What are the chances that a Zika infection will affect your pregnancy?
More quick facts from the CDC. Download
Is there a treatment or cure for Zika?
As far as the World Health Organization (WHO) and Pan American Health Organization (PAHO) are concerned, no treatment or vaccines are available for Zika virus at this moment. Health care providers can only prescribe medication to control and cure the symptoms, and not the virus itself.
There is currently no treatment or vaccine for Zika, so the best way to keep your family safe from the virus is by taking preventive measures.
1. Control mosquito infestation around your home
The Ministry of Health’s representative will implement fogging activities at your neighbourhood area only when there’s a dengue case reported.
However, the frequency of these fogging activities may not be enough to control the outbreak. When we interviewed a representative from Pest Paramedics, he told us, “The complete cycle for a mosquito egg to become an adult is just 7 days. So, it is best to do fogging every week.”
Instead of waiting for the next round of fogging to be done by MoH’s rep, you can have your house treated with the chemical more frequently by hiring a pest control company to eradicate existing mosquitoes and destroy breeding spots. Depending on the size of area to be treated and the chemical used, the price for each fogging session is between RM100-RM300.
Also, as fogging only kills adult mosquitoes, it is recommended to ask the pest control professional to carry out larvicide treatment once a month for better protection.
2. Install mosquito netting
Double your protection by installing mosquito netting at every entrance and window. Besides keeping your family safe from the mosquitoes, the netting will prevent other insects and lizards from entering your house too. To further protect children and toddlers, install another layer of netting on their cot and strollers as well.

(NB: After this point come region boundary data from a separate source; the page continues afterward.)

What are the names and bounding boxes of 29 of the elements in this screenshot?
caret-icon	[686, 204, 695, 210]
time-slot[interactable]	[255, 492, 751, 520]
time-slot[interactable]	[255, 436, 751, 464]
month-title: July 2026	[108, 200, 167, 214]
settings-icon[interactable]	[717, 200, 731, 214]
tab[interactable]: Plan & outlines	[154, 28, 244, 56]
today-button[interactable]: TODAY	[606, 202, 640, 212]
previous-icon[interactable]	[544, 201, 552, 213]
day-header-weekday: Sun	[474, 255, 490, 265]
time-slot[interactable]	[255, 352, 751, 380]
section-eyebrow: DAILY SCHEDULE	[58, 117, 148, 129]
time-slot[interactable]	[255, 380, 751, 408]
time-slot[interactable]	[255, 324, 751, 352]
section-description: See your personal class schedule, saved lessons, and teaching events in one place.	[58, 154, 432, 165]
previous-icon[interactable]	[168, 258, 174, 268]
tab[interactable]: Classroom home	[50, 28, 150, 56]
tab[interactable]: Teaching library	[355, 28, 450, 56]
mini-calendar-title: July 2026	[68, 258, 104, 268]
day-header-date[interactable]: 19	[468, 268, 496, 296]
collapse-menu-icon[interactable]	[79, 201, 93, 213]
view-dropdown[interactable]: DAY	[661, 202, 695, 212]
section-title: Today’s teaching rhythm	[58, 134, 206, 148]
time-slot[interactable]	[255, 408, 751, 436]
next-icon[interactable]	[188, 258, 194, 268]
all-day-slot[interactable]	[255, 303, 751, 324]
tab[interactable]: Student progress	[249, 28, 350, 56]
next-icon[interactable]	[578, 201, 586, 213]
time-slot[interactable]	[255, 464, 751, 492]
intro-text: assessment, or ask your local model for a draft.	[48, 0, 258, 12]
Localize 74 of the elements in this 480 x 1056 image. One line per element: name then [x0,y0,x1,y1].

If you can’t find the time or you lack the expertise to install the netting, hire a professional to do it for you.
3. Regular garden maintenance
A poorly maintained garden will also contribute to mosquito infestation, especially on the plates of the flower pots and exposed tree holes. So, by ensuring that your yard and garden are well maintained, this will also reduce the possibility of having mosquito breeding sites in your home.
4. Inspect and clear roof gutters and apron drainage
Besides empty cans and unused tires, mosquitoes also infest on clogged gutters and drainage. If you don’t want to contribute to mosquito breeding, make sure there’s no blockage at these areas. If you don’t have the equipment of expertise to inspect your roof and gutters, hire a handyman do the inspection and repairs.

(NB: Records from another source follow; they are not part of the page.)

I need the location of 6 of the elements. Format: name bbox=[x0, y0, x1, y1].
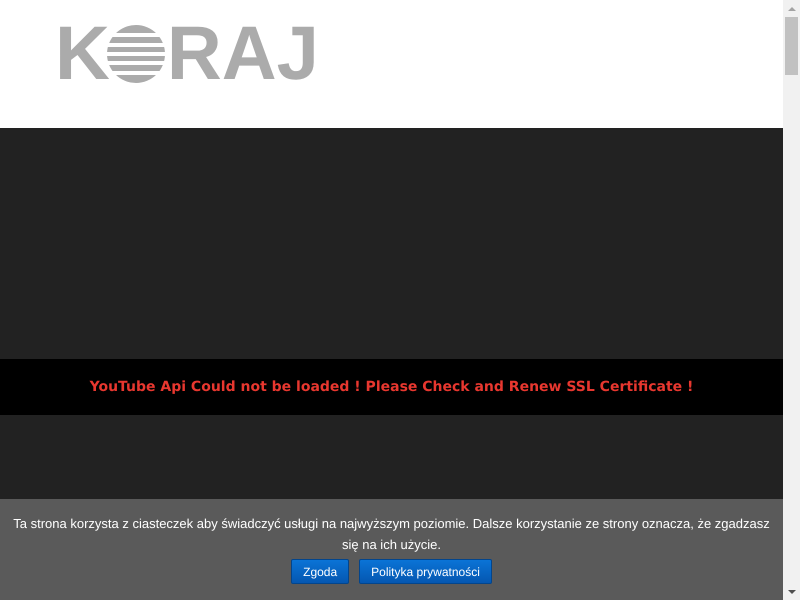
accept-button[interactable]: Zgoda bbox=[291, 559, 350, 584]
error-message: YouTube Api Could not be loaded ! Please Check and Renew SSL Certificate ! bbox=[90, 379, 694, 395]
cookie-message: Ta strona korzysta z ciasteczek aby świadczyć usługi na najwyższym poziomie. Dalsze korzystanie ze strony oznacza, że zgadzasz się na ich użycie. bbox=[12, 515, 771, 554]
scroll-thumb[interactable] bbox=[785, 17, 798, 75]
privacy-policy-button[interactable]: Polityka prywatności bbox=[359, 559, 492, 584]
scrollbar[interactable] bbox=[783, 0, 800, 600]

5. Maintain a clean environment inside and outside your house
Have your house cleaned regularly to avoid having any breeding site inside your house too. Fake flower pots with water, unused container without lid, unmaintained artificial fish ponds are also mosquitoes’ favourite site to breed. It is important to have risky areas cleaned and maintained every other day. If you just couldn’t find the time to do a thorough cleaning around your house, find a professional cleaner to complete the task.